Fotocollage aus dem Kaufhaus Remscheid von gestern. Im Bild auch Rald Barsties und Petra Kipp-Schumacher. Fotos: LotharKaiser

In der Hochphase der Corona-Pandemie war auch das Kaufhaus Remscheid geschlossen. Für Ralf Barsties, den Geschäftsführer der Arbeit Remscheid gGmbH, die das „Sozialkaufhaus für jedermann“ betreibt, sowie dessen Leiterin Petra Kipp-Schumacher und ihr Team war das eine echte Herausforderung. Ralf Barsties am 19. Februar 2021 im Waterbölles: „Der wesentliche Teil der Umsätze fällt in dieser Zeit weg. (…) Staatliche Unterstützungsformen, die für normale Einzelhandelsgeschäfte gelten, greifen bei uns leider nicht.“ Gleichwohl waren auch in dieser Zeit die meisten Mitarbeiterinnen und Mitarbeiter sowie zahlreiche Teilnehmerinnen und Teilnehmer in Arbeitsgelegenheiten im Kaufhaus, verarbeiteten die eingehenden Gebrauchtwarenspenden, arbeiteten Lagerbestände auf und optimierten das Warenangebot für den Tag X, an dem das Kaufhaus Remscheid wieder geöffnet sein würde. „Das Engagement und die Motivation sind ungebrochen und darüber sind wir sehr froh und dankbar!“, so Barsties damals.  

Inzwischen ist das Kaufhaus am Remscheider Markt wieder geöffnet (von montags bis freitags, 10 bis 18Uhr), und das Personal freut sich über jede Kundin, jeden Kunden, der kommt, um im breiten Angebot zu stöbern. Wer von diesen als anerkannt Bedürftige/r eine Kundenkarte vorweisen kann, hat einen Preisnachlass von 30 Prozent sicher. 6000 Kundenkarten wurden bislang ausgegeben. Mit diesen macht das Kaufhaus Remscheid  auf seinen ca. 800 Quadratmetern Verkaufsfläche 50 bis 60 Prozent seines Umsatzes, berichtete Ralf Barsties gestern in einer Pressekonferenz. Willkommen sind ihm natürlich auch jene Käufer/innen, die bei einem Einkauf nicht mit jedem Euro rechnen müssen. Denn die Einnahmen aus dem Verkauf gewinnen umso mehr an Bedeutung, je geringer die finanzielle Förderung durch das Jobcenters Remscheid ausfallen sollte.
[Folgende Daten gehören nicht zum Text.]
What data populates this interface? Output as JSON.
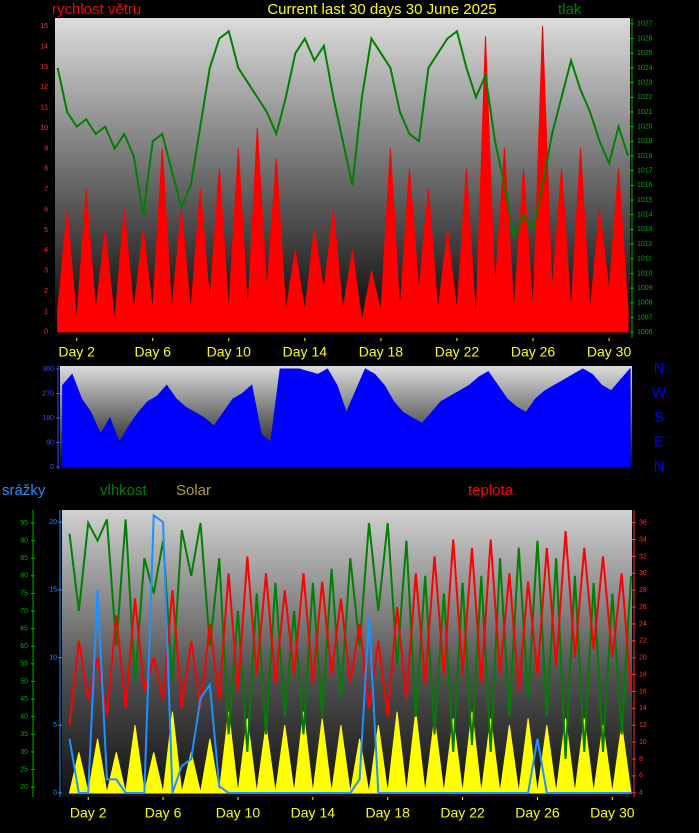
{
  "chart_data": [
    {
      "type": "line",
      "title": "Current last 30 days 30 June 2025",
      "x": [
        1,
        1.5,
        2,
        2.5,
        3,
        3.5,
        4,
        4.5,
        5,
        5.5,
        6,
        6.5,
        7,
        7.5,
        8,
        8.5,
        9,
        9.5,
        10,
        10.5,
        11,
        11.5,
        12,
        12.5,
        13,
        13.5,
        14,
        14.5,
        15,
        15.5,
        16,
        16.5,
        17,
        17.5,
        18,
        18.5,
        19,
        19.5,
        20,
        20.5,
        21,
        21.5,
        22,
        22.5,
        23,
        23.5,
        24,
        24.5,
        25,
        25.5,
        26,
        26.5,
        27,
        27.5,
        28,
        28.5,
        29,
        29.5,
        30,
        30.5,
        31
      ],
      "xlim": [
        0.86,
        31.1
      ],
      "xticks": [
        {
          "value": 2,
          "label": "Day 2"
        },
        {
          "value": 6,
          "label": "Day 6"
        },
        {
          "value": 10,
          "label": "Day 10"
        },
        {
          "value": 14,
          "label": "Day 14"
        },
        {
          "value": 18,
          "label": "Day 18"
        },
        {
          "value": 22,
          "label": "Day 22"
        },
        {
          "value": 26,
          "label": "Day 26"
        },
        {
          "value": 30,
          "label": "Day 30"
        }
      ],
      "ylim": [
        -0.3,
        15.4
      ],
      "yticks": [
        0,
        1,
        2,
        3,
        4,
        5,
        6,
        7,
        8,
        9,
        10,
        11,
        12,
        13,
        14,
        15
      ],
      "y2lim": [
        1005.6,
        1027.4
      ],
      "y2ticks": [
        1006,
        1007,
        1008,
        1009,
        1010,
        1011,
        1012,
        1013,
        1014,
        1015,
        1016,
        1017,
        1018,
        1019,
        1020,
        1021,
        1022,
        1023,
        1024,
        1025,
        1026,
        1027
      ],
      "series": [
        {
          "name": "rychlost větru",
          "color": "#ff0000",
          "style": "area",
          "axis": "y",
          "values": [
            1,
            6,
            0.5,
            7,
            1,
            5,
            0.5,
            6,
            1,
            5,
            1,
            9,
            1,
            6,
            1,
            7,
            1.5,
            8,
            1,
            9,
            1,
            10,
            2,
            8.5,
            1,
            4,
            1,
            5,
            2,
            6,
            1,
            4,
            0.5,
            3,
            1,
            9,
            1,
            8,
            2,
            7,
            1,
            5,
            1,
            8,
            0.5,
            14.5,
            2,
            9,
            1,
            8,
            1,
            15,
            2,
            8,
            1,
            9,
            1,
            6,
            2,
            8,
            1
          ]
        },
        {
          "name": "tlak",
          "color": "#008000",
          "style": "line",
          "axis": "y2",
          "values": [
            1024,
            1021,
            1020,
            1020.5,
            1019.5,
            1020,
            1018.5,
            1019.5,
            1018,
            1014,
            1019,
            1019.5,
            1017,
            1014.5,
            1016,
            1020,
            1024,
            1026,
            1026.5,
            1024,
            1023,
            1022,
            1021,
            1019.5,
            1022,
            1025,
            1026,
            1024.5,
            1025.5,
            1022,
            1019,
            1016,
            1022,
            1026,
            1025,
            1024,
            1021,
            1019.5,
            1019,
            1024,
            1025,
            1026,
            1026.5,
            1024,
            1022,
            1023.5,
            1019,
            1016,
            1012.5,
            1014,
            1013,
            1016,
            1019.5,
            1022,
            1024.5,
            1022.5,
            1021,
            1019,
            1017.5,
            1020,
            1018
          ]
        }
      ]
    },
    {
      "type": "area",
      "x": [
        1,
        1.5,
        2,
        2.5,
        3,
        3.5,
        4,
        4.5,
        5,
        5.5,
        6,
        6.5,
        7,
        7.5,
        8,
        8.5,
        9,
        9.5,
        10,
        10.5,
        11,
        11.5,
        12,
        12.5,
        13,
        13.5,
        14,
        14.5,
        15,
        15.5,
        16,
        16.5,
        17,
        17.5,
        18,
        18.5,
        19,
        19.5,
        20,
        20.5,
        21,
        21.5,
        22,
        22.5,
        23,
        23.5,
        24,
        24.5,
        25,
        25.5,
        26,
        26.5,
        27,
        27.5,
        28,
        28.5,
        29,
        29.5,
        30,
        30.5,
        31
      ],
      "xlim": [
        0.86,
        31.1
      ],
      "ylim": [
        -11,
        371
      ],
      "yticks": [
        0,
        90,
        180,
        270,
        360
      ],
      "y2lim": [
        -11,
        371
      ],
      "y2ticks": [
        {
          "value": 360,
          "label": "N"
        },
        {
          "value": 270,
          "label": "W"
        },
        {
          "value": 180,
          "label": "S"
        },
        {
          "value": 90,
          "label": "E"
        },
        {
          "value": 0,
          "label": "N"
        }
      ],
      "series": [
        {
          "color": "#0000ff",
          "style": "area",
          "axis": "y",
          "values": [
            300,
            340,
            250,
            200,
            120,
            180,
            90,
            150,
            200,
            240,
            260,
            300,
            250,
            220,
            200,
            180,
            150,
            200,
            250,
            270,
            300,
            120,
            90,
            360,
            360,
            360,
            350,
            340,
            360,
            300,
            200,
            280,
            360,
            340,
            300,
            240,
            200,
            180,
            160,
            200,
            240,
            260,
            280,
            300,
            330,
            350,
            300,
            250,
            220,
            200,
            250,
            280,
            300,
            320,
            340,
            360,
            340,
            300,
            280,
            320,
            360
          ]
        }
      ]
    },
    {
      "type": "line",
      "x": [
        1,
        1.5,
        2,
        2.5,
        3,
        3.5,
        4,
        4.5,
        5,
        5.5,
        6,
        6.5,
        7,
        7.5,
        8,
        8.5,
        9,
        9.5,
        10,
        10.5,
        11,
        11.5,
        12,
        12.5,
        13,
        13.5,
        14,
        14.5,
        15,
        15.5,
        16,
        16.5,
        17,
        17.5,
        18,
        18.5,
        19,
        19.5,
        20,
        20.5,
        21,
        21.5,
        22,
        22.5,
        23,
        23.5,
        24,
        24.5,
        25,
        25.5,
        26,
        26.5,
        27,
        27.5,
        28,
        28.5,
        29,
        29.5,
        30,
        30.5,
        31
      ],
      "xlim": [
        0.6,
        31.05
      ],
      "xticks": [
        {
          "value": 2,
          "label": "Day 2"
        },
        {
          "value": 6,
          "label": "Day 6"
        },
        {
          "value": 10,
          "label": "Day 10"
        },
        {
          "value": 14,
          "label": "Day 14"
        },
        {
          "value": 18,
          "label": "Day 18"
        },
        {
          "value": 22,
          "label": "Day 22"
        },
        {
          "value": 26,
          "label": "Day 26"
        },
        {
          "value": 30,
          "label": "Day 30"
        }
      ],
      "ylim": [
        -0.3,
        20.9
      ],
      "yticks": [
        0,
        5,
        10,
        15,
        20
      ],
      "y2lim": [
        3.5,
        37.5
      ],
      "y2ticks": [
        4,
        6,
        8,
        10,
        12,
        14,
        16,
        18,
        20,
        22,
        24,
        26,
        28,
        30,
        32,
        34,
        36
      ],
      "y3lim": [
        17.2,
        98.7
      ],
      "y3ticks": [
        20,
        25,
        30,
        35,
        40,
        45,
        50,
        55,
        60,
        65,
        70,
        75,
        80,
        85,
        90,
        95
      ],
      "series": [
        {
          "name": "Solar",
          "color": "#ffff00",
          "style": "area",
          "axis": "y",
          "values": [
            0,
            3,
            0,
            4,
            0,
            3,
            0,
            5,
            0,
            3,
            0,
            6,
            0,
            3,
            0,
            4,
            0,
            6,
            0,
            5.5,
            0,
            5,
            0,
            5,
            0,
            6,
            0,
            5.5,
            0,
            5,
            0,
            4,
            0,
            5,
            0,
            6,
            0,
            6,
            0,
            5.5,
            0,
            5.5,
            0,
            6,
            0,
            5.5,
            0,
            5,
            0,
            5.5,
            0,
            5,
            0,
            5.5,
            0,
            5.5,
            0,
            5,
            0,
            5,
            0
          ]
        },
        {
          "name": "vlhkost",
          "color": "#008000",
          "style": "line",
          "axis": "y3",
          "values": [
            92,
            70,
            95,
            90,
            96,
            60,
            96,
            50,
            85,
            75,
            90,
            50,
            93,
            80,
            95,
            60,
            85,
            35,
            70,
            30,
            75,
            35,
            78,
            40,
            70,
            35,
            78,
            40,
            82,
            45,
            85,
            60,
            95,
            70,
            95,
            55,
            90,
            40,
            80,
            35,
            75,
            30,
            78,
            32,
            80,
            30,
            85,
            40,
            88,
            45,
            90,
            40,
            85,
            28,
            80,
            30,
            78,
            30,
            75,
            35,
            80
          ]
        },
        {
          "name": "teplota",
          "color": "#ff0000",
          "style": "line",
          "axis": "y2",
          "values": [
            12,
            22,
            15,
            20,
            13,
            25,
            14,
            27,
            16,
            20,
            15,
            28,
            14,
            22,
            14,
            24,
            15,
            30,
            16,
            32,
            18,
            30,
            17,
            28,
            18,
            30,
            17,
            29,
            18,
            27,
            17,
            24,
            14,
            22,
            13,
            26,
            15,
            30,
            17,
            32,
            18,
            34,
            18,
            33,
            17,
            34,
            18,
            30,
            16,
            29,
            18,
            33,
            19,
            35,
            20,
            33,
            21,
            32,
            20,
            30,
            16
          ]
        },
        {
          "name": "srážky",
          "color": "#1e90ff",
          "style": "line",
          "axis": "y",
          "values": [
            4,
            0,
            0,
            15,
            1,
            1,
            0,
            0,
            0,
            20.5,
            20,
            0,
            2,
            2.5,
            7,
            8,
            0.5,
            0,
            0,
            0,
            0,
            0,
            0,
            0,
            0,
            0,
            0,
            0,
            0,
            0,
            0,
            1,
            13,
            0,
            0,
            0,
            0,
            0,
            0,
            0,
            0,
            0,
            0,
            0,
            0,
            0,
            0,
            0,
            0,
            0,
            4,
            0,
            0,
            0,
            0,
            0,
            0,
            0,
            0,
            0,
            0
          ]
        }
      ]
    }
  ]
}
Die Kosten für Ein-Euro-Jobber – davon hat das Kaufhaus zurzeit noch zwei – übernimmt das Jobcenter in voller Höhe. Ralf Barsties: „Diese Zuschüsse zu den so genannten Arbeitsgelegenheiten sind stabil, und wir sind dringend darauf angewiesen, dass es so bleibt!“ Die Personalkosten zu den sozialversicherungspflichtig Beschäftigten des Kaufhauses trägt das Jobcenter lediglich in den ersten beiden Jahren zu 100 Prozent, in den folgenden drei Jahren dann absinkend um jeweils zehn Prozent bis auf 70 Prozent. Und da kommt es dann darauf an, dass dem Jobcenter die Fördergelder nicht ausgehen, damit das Kaufhaus gut angelernte Ein-Euro-Jobber auf befristete Stellen übernehmen kann, damit der Zwei-Schicht-Betrieb im Verkauf nicht ins Stocken gerät.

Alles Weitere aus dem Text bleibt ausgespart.